A gente ama usar mel naquele bolo de banana, parar em tendas de pequenos agricultores na estrada para comprar um fresquinho, provar o mel incrível do café da manhã do hotel quando viajamos. Enfim, faz tempo que amamos esse ingrediente que é quase um símbolo das abelhinhas e que, além de delicioso, faz tão bem a nossa saúde. Mas será que conhecemos todo o resto do universo das abelhas?
Muito mais do que mel, as abelhas têm extrema importância na gastronomia. Às vezes esses pequenos insetos podem até nos tirar do sério, mas sem eles não teríamos a comida que conhecemos hoje. Para entender melhor sobre o assunto, conversamos com o chef Rodrigo Bellora, agricultor, pesquisador e idealizador do conceito “Cozinha de Natureza”. Inclusive, ele fez uma live nesses últimos tempos em seu perfil do Instagram @rodrigobellora sobre o Universo das Abelhas.

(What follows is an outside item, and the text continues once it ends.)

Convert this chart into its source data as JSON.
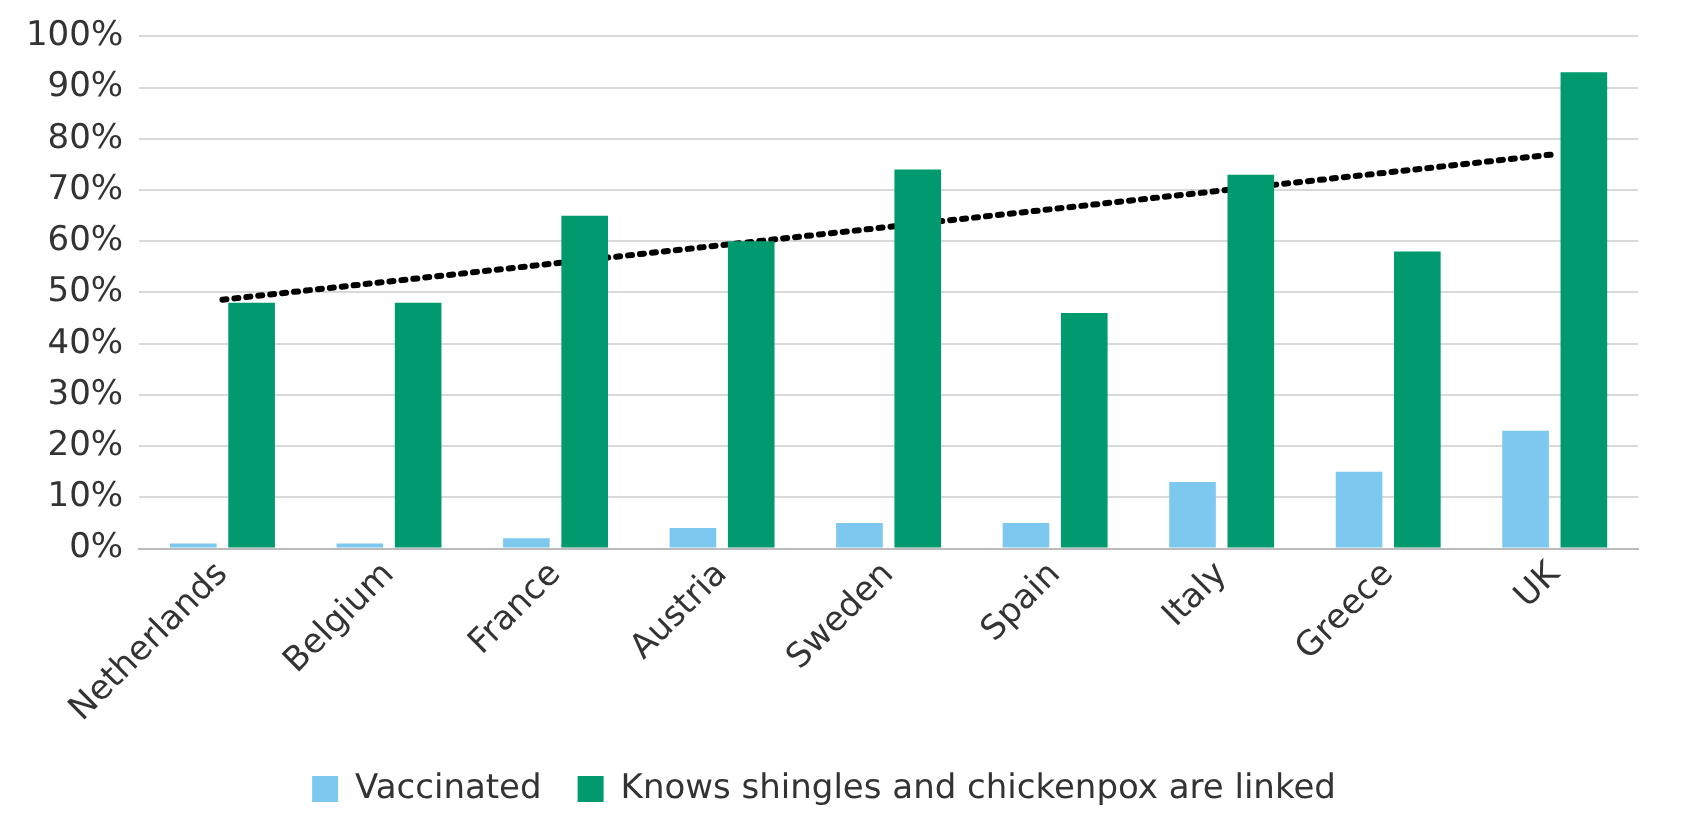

O chef é proprietário do Valle Rústico, no Vale dos Vinhedos, renomado pela preocupação com os alimentos desde o plantio até o prato, no conceito de slow food. Além desse restaurante, também está a frente do Guaraipo Bar e Cozinha, em Farroupilha; é o chef por trás do Restaurante Alma RS, em Cambará do Sul; Hotel Wood, em Gramado; e idealizador do novo restaurante em Bento Gonçalves, o Tubuna Cultura Gastronômica.
Qual é a importância das abelhas para a gastronomia?
As abelhas são extremamente importantes para a gastronomia, principalmente pela capacidade delas de polinização. Esse processo resulta, na maioria das vezes, em alimentos mais saborosos. Por exemplo, um quiabo mal polinizado fica torto, porque o lado que não polinizou não cresce; um tomate polinizado tem uma graduação de açúcares muito maior do que o não polinizado, e assim por diante. Em suma, a qualidade do alimento polinizado fica muito maior. Quando falamos em sistemas agrícolas, orgânicos, biodinâmicos e de outros formatos diferenciados, muitas vezes não são resultados exclusivamente do manejo agrícola, mas sim de todo um pensamento filosófico de como se trabalha, que acarreta numa mudança do sabor. Então, quando se trabalha num sistema agroflorestal onde se mantém as abelhas na mata, o produto gerado tem outra qualidade.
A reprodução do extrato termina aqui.